Según él y con él nos hubiéramos ahorrado la guerra en Ucrania y cientos de miles de muertos, destrucción y daños económicos también para nosotros los europeos, con la excusa opuesta de «defender a Europa», aunque sea en realidad debilitándola y manteniéndola a merced de los grandes Estados Unidos de América. Sus deportaciones y repatriaciones no son diferentes a las practicadas por sus predecesores demócratas, aunque las ha hecho más espectaculares, para demostrar que está haciendo lo que sus votantes le pidieron. Donald Trump es realista y con crudo realismo propone nuevas soluciones que, por lo menos, a primera vista parecen las más desgarradoras y no se sabe si pueden ser una base concreta sobre la que luego razonar.

Del Papa Francisco no llegan soluciones, sino vagos llamamientos y proclamas amables, buenistas..., a una fraternidad que realmente no se vislumbra realmente posible, por poner un ejemplo, entre los dos pueblos −palestinos e israelíes−. Los suyos suelen ser llamamientos que tienen análogo grado de eficacia al de aquella canción «parole, parole...». Tampoco me engaño: el mismo mensaje de la canción «Imagine» de John Lennon no deja de ser un pacifismo a ultranza tan irónico como irreal.

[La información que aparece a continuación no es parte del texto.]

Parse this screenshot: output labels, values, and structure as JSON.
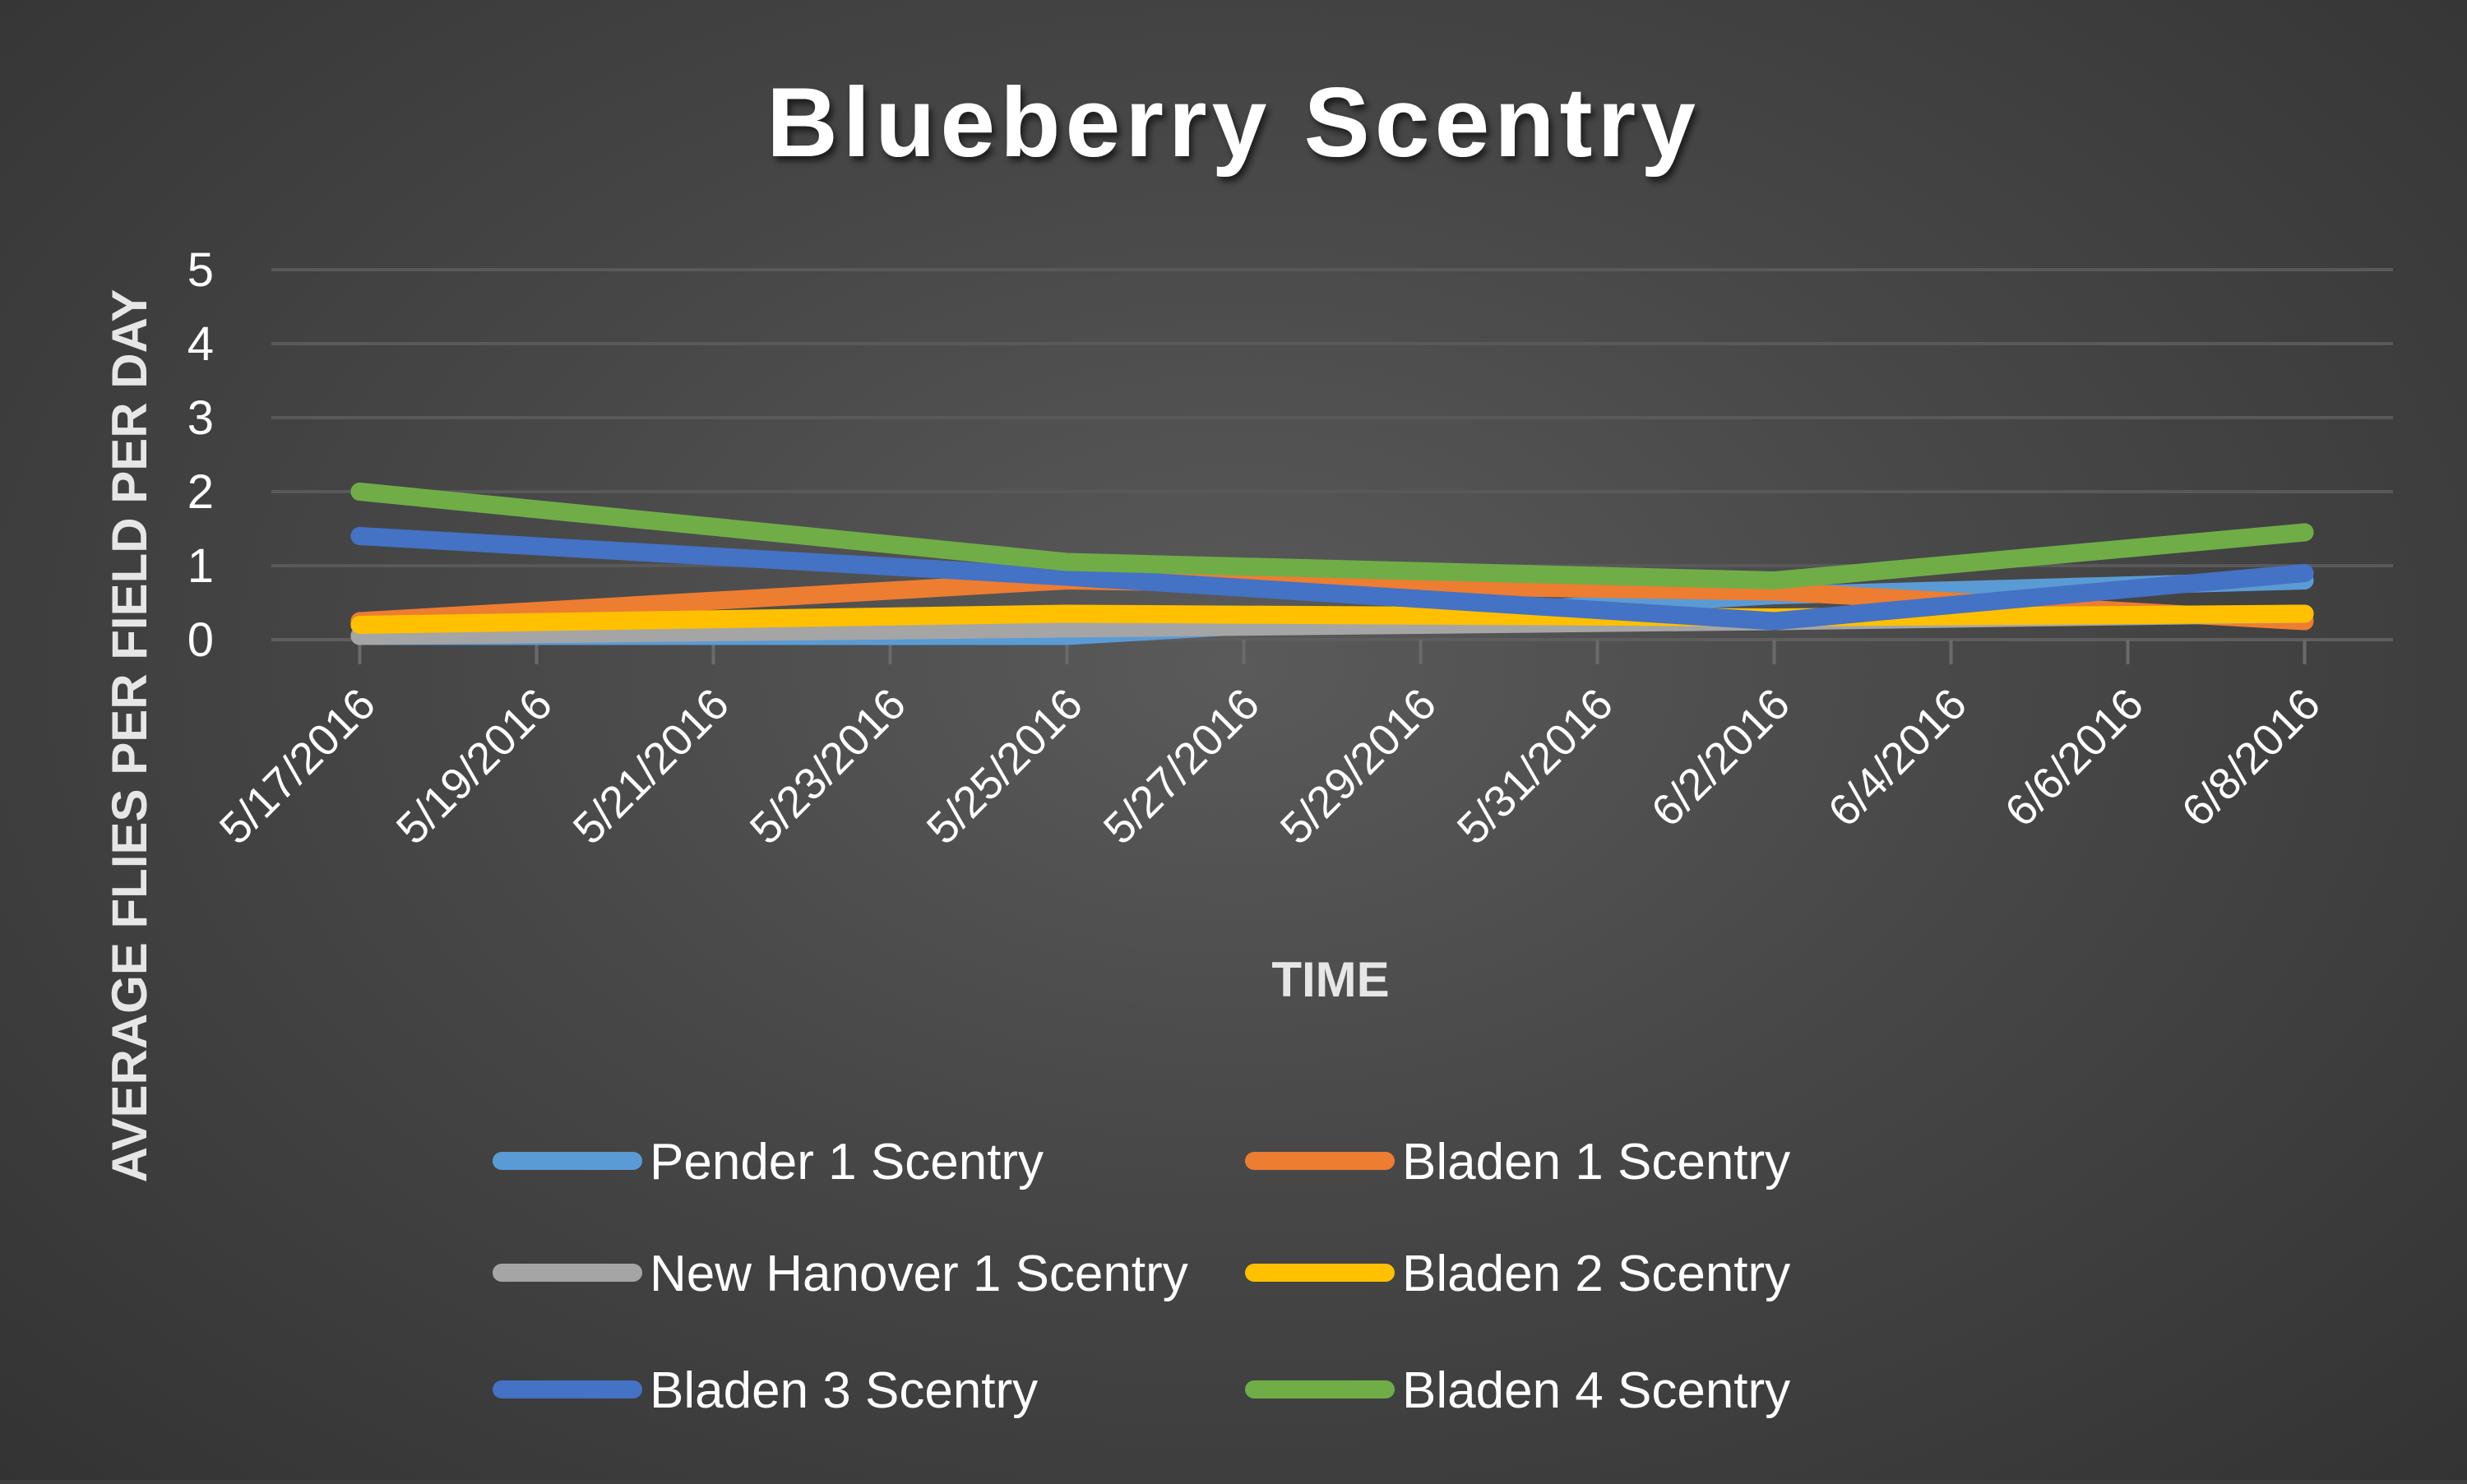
{
  "chart_data": {
    "type": "line",
    "title": "Blueberry Scentry",
    "xlabel": "TIME",
    "ylabel": "AVERAGE FLIES PER FIELD PER DAY",
    "ylim": [
      0,
      5
    ],
    "yticks": [
      0,
      1,
      2,
      3,
      4,
      5
    ],
    "xticks": [
      "5/17/2016",
      "5/19/2016",
      "5/21/2016",
      "5/23/2016",
      "5/25/2016",
      "5/27/2016",
      "5/29/2016",
      "5/31/2016",
      "6/2/2016",
      "6/4/2016",
      "6/6/2016",
      "6/8/2016"
    ],
    "xlim": [
      "2016-05-16",
      "2016-06-09"
    ],
    "grid": true,
    "legend_position": "bottom",
    "series": [
      {
        "name": "Pender 1 Scentry",
        "color": "#5b9bd5",
        "x": [
          "2016-05-17",
          "2016-05-25",
          "2016-06-02",
          "2016-06-08"
        ],
        "y": [
          0.05,
          0.05,
          0.6,
          0.8
        ]
      },
      {
        "name": "Bladen 1 Scentry",
        "color": "#ed7d31",
        "x": [
          "2016-05-17",
          "2016-05-25",
          "2016-06-02",
          "2016-06-08"
        ],
        "y": [
          0.25,
          0.8,
          0.65,
          0.25
        ]
      },
      {
        "name": "New Hanover 1 Scentry",
        "color": "#a5a5a5",
        "x": [
          "2016-05-17",
          "2016-05-25",
          "2016-06-02",
          "2016-06-08"
        ],
        "y": [
          0.05,
          0.15,
          0.25,
          0.35
        ]
      },
      {
        "name": "Bladen 2 Scentry",
        "color": "#ffc000",
        "x": [
          "2016-05-17",
          "2016-05-25",
          "2016-06-02",
          "2016-06-08"
        ],
        "y": [
          0.2,
          0.35,
          0.3,
          0.35
        ]
      },
      {
        "name": "Bladen 3 Scentry",
        "color": "#4472c4",
        "x": [
          "2016-05-17",
          "2016-05-25",
          "2016-06-02",
          "2016-06-08"
        ],
        "y": [
          1.4,
          0.85,
          0.25,
          0.9
        ]
      },
      {
        "name": "Bladen 4 Scentry",
        "color": "#70ad47",
        "x": [
          "2016-05-17",
          "2016-05-25",
          "2016-06-02",
          "2016-06-08"
        ],
        "y": [
          2.0,
          1.05,
          0.8,
          1.45
        ]
      }
    ]
  }
}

Donald Trump y Francisco apuestan en Estados Unidos de América en primer lugar, sobre todo, y a partir de ahí en todo lo demás, en tanto en cuanto haga más grande a los Estados Unidos de América. Y el Papa Francisco piensa en un planeta verde y en una fraternidad universal con una mirada más benévola hacia el tercer mundo o el cuarto mundo.

Entiendo que, llegados aquí, cada uno tenemos (y tenemos derecho a tener) nuestras filias y fobias, nuestras preferencias y nuestros vínculos geopolíticos, religiosos, etc.